Ici Paul ne se pose absolument pas la question des autres, des gens de l’extérieur, de ceux qui ne croient pas, qui ne connaissent pas ce dessein bienveillant de Dieu le Père et qui ne savent rien de ce qui s’est passé en Judée cinquante ans plus tôt. Il s’émerveille seulement de ce qui est là, comme quelqu’un qui, saisi devant un paysage grandiose, ne pourrait que dire : « Venez voir comme c’est beau ! »
En effet, il a de quoi émerveiller, ce projet de salut de Dieu qui traverse l’histoire de la création du monde à son accomplissement. « Il nous a choisis dans le Christ, avant la fondation du monde… Il nous a prédestinés à être pour lui des fils adoptifs, par Jésus le Christ. »
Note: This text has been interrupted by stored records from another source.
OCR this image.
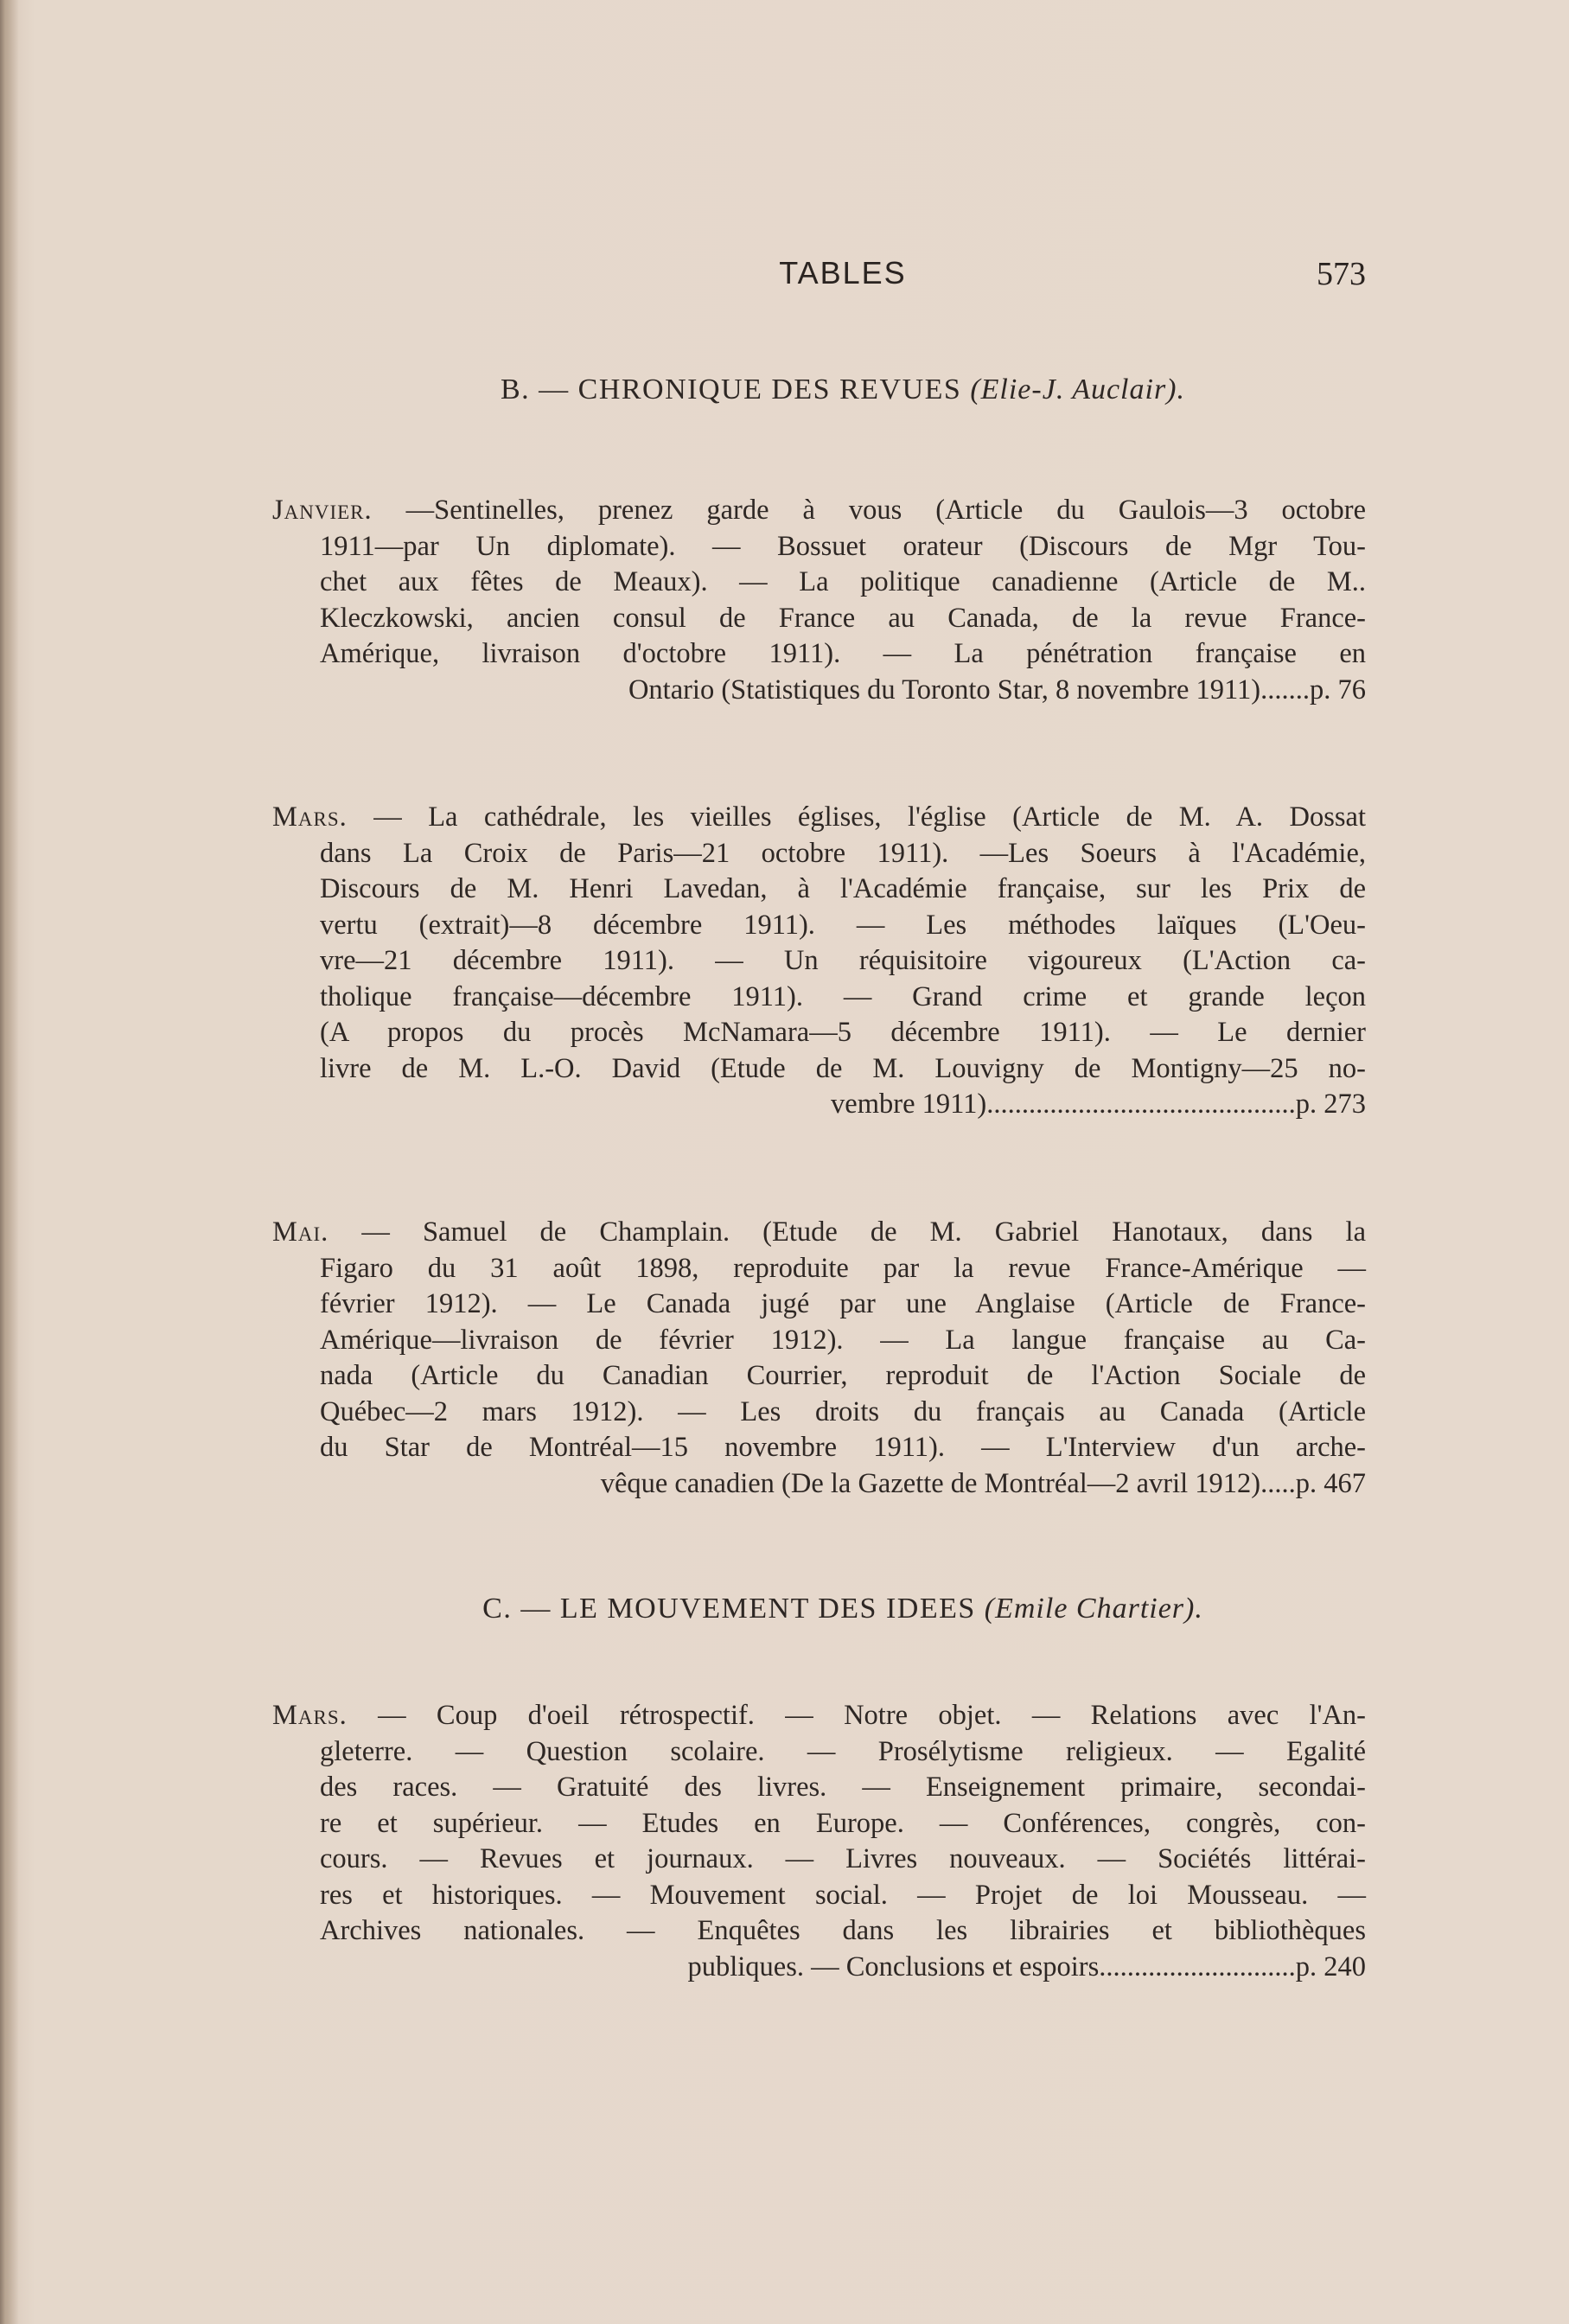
TABLES	573
B. — CHRONIQUE DES REVUES (Elie-J. Auclair).
Janvier. —Sentinelles, prenez garde à vous (Article du Gaulois—3 octobre
1911—par Un diplomate). — Bossuet orateur (Discours de Mgr Tou-
chet aux fêtes de Meaux). — La politique canadienne (Article de M..
Kleczkowski, ancien consul de France au Canada, de la revue France-
Amérique, livraison d'octobre 1911). — La pénétration française en
Ontario (Statistiques du Toronto Star, 8 novembre 1911).......p. 76
Mars. — La cathédrale, les vieilles églises, l'église (Article de M. A. Dossat
dans La Croix de Paris—21 octobre 1911). —Les Soeurs à l'Académie,
Discours de M. Henri Lavedan, à l'Académie française, sur les Prix de
vertu (extrait)—8 décembre 1911). — Les méthodes laïques (L'Oeu-
vre—21 décembre 1911). — Un réquisitoire vigoureux (L'Action ca-
tholique française—décembre 1911). — Grand crime et grande leçon
(A propos du procès McNamara—5 décembre 1911). — Le dernier
livre de M. L.-O. David (Etude de M. Louvigny de Montigny—25 no-
vembre 1911)............................................p. 273
Mai. — Samuel de Champlain. (Etude de M. Gabriel Hanotaux, dans la
Figaro du 31 août 1898, reproduite par la revue France-Amérique —
février 1912). — Le Canada jugé par une Anglaise (Article de France-
Amérique—livraison de février 1912). — La langue française au Ca-
nada (Article du Canadian Courrier, reproduit de l'Action Sociale de
Québec—2 mars 1912). — Les droits du français au Canada (Article
du Star de Montréal—15 novembre 1911). — L'Interview d'un arche-
vêque canadien (De la Gazette de Montréal—2 avril 1912).....p. 467
C. — LE MOUVEMENT DES IDEES (Emile Chartier).
Mars. — Coup d'oeil rétrospectif. — Notre objet. — Relations avec l'An-
gleterre. — Question scolaire. — Prosélytisme religieux. — Egalité
des races. — Gratuité des livres. — Enseignement primaire, secondai-
re et supérieur. — Etudes en Europe. — Conférences, congrès, con-
cours. — Revues et journaux. — Livres nouveaux. — Sociétés littérai-
res et historiques. — Mouvement social. — Projet de loi Mousseau. —
Archives nationales. — Enquêtes dans les librairies et bibliothèques
publiques. — Conclusions et espoirs............................p. 240
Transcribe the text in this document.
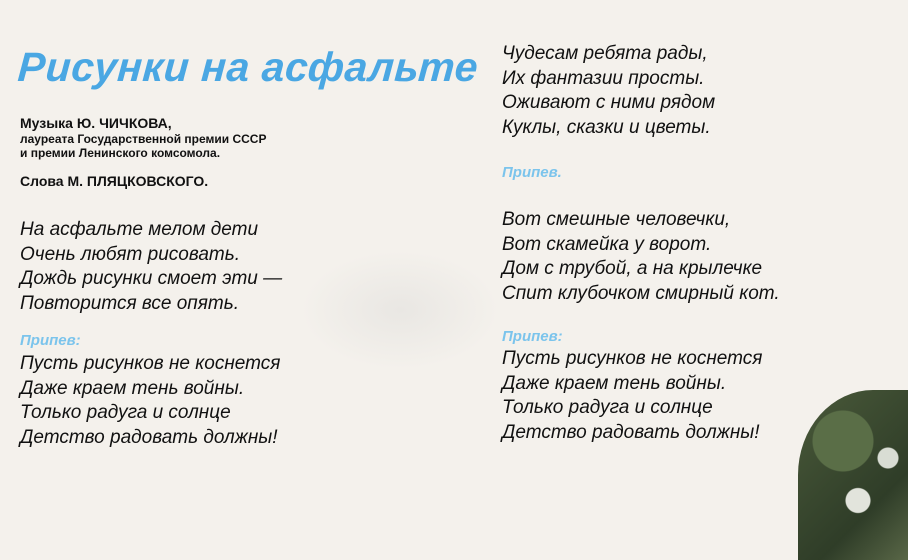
Рисунки на асфальте
Музыка Ю. ЧИЧКОВА,
лауреата Государственной премии СССР
и премии Ленинского комсомола.
Слова М. ПЛЯЦКОВСКОГО.
На асфальте мелом дети
Очень любят рисовать.
Дождь рисунки смоет эти —
Повторится все опять.
Припев:
Пусть рисунков не коснется
Даже краем тень войны.
Только радуга и солнце
Детство радовать должны!
Чудесам ребята рады,
Их фантазии просты.
Оживают с ними рядом
Куклы, сказки и цветы.
Припев.
Вот смешные человечки,
Вот скамейка у ворот.
Дом с трубой, а на крылечке
Спит клубочком смирный кот.
Припев:
Пусть рисунков не коснется
Даже краем тень войны.
Только радуга и солнце
Детство радовать должны!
La foi catholique affirme que tous les êtres humains sans exception sont prédestinés au Ciel, appelés à devenir, dans le Christ, des fils adoptifs, à partager la vie même de Dieu. Autrement dit, contrairement à certains courants du protestantisme ou de l’islam, dans le catholicisme, personne n’est d’office promis à la damnation.
Tous sont appelés, encore faut-il répondre à cet appel, et Paul est bien conscient que cette réponse n’est pas automatique, pas acquise d’avance. Personne ne peut mettre en doute le zèle missionnaire de Paul et de ses compagnons. Comme il l’écrit ailleurs, il s’est fait tout à tous pour en sauver à tout prix quelques uns, il a affronté toutes les épreuves, les privations, les contradictions afin que tous sachent que le Seigneur Jésus est mort et ressuscité pour eux.
Dans cette hymne cependant, rien d’autre qu’une pure action de grâce parce que le projet de salut de Dieu est réalisé aujourd’hui dans une portion de l’humanité, même réduite : en l’homme Jésus de Nazareth, qui siège à la droite du Père avec son âme et son corps ; en quelques centaines ou milliers de disciples disséminés dans les villes de l’Empire Romain, qui sont déjà « dans le Christ », selon l’expression qu’emploie Paul huit ou neuf fois dans ce seul passage.
Combien plus pouvons-nous aujourd’hui nous associer à cette même action de grâce de l’apôtre Paul ! Le projet de salut de Dieu est déjà réalisé dans ces quelques milliers de saints et bienheureux officiellement reconnus par l’Église, mais aussi dans les centaines de millions d’anonymes glorifiés auprès d’eux. Aujourd’hui, de par le monde, des centaines de millions de chrétiens vivent déjà « dans le Christ » grâce au baptême, à la confirmation et à l’eucharistie. Et combien de non-chrétiens que l’Esprit de Jésus travaille hors des frontières visibles de l’Église ? Et combien de défunts que le purgatoire achève de préparer à la communion parfaite avec Dieu ?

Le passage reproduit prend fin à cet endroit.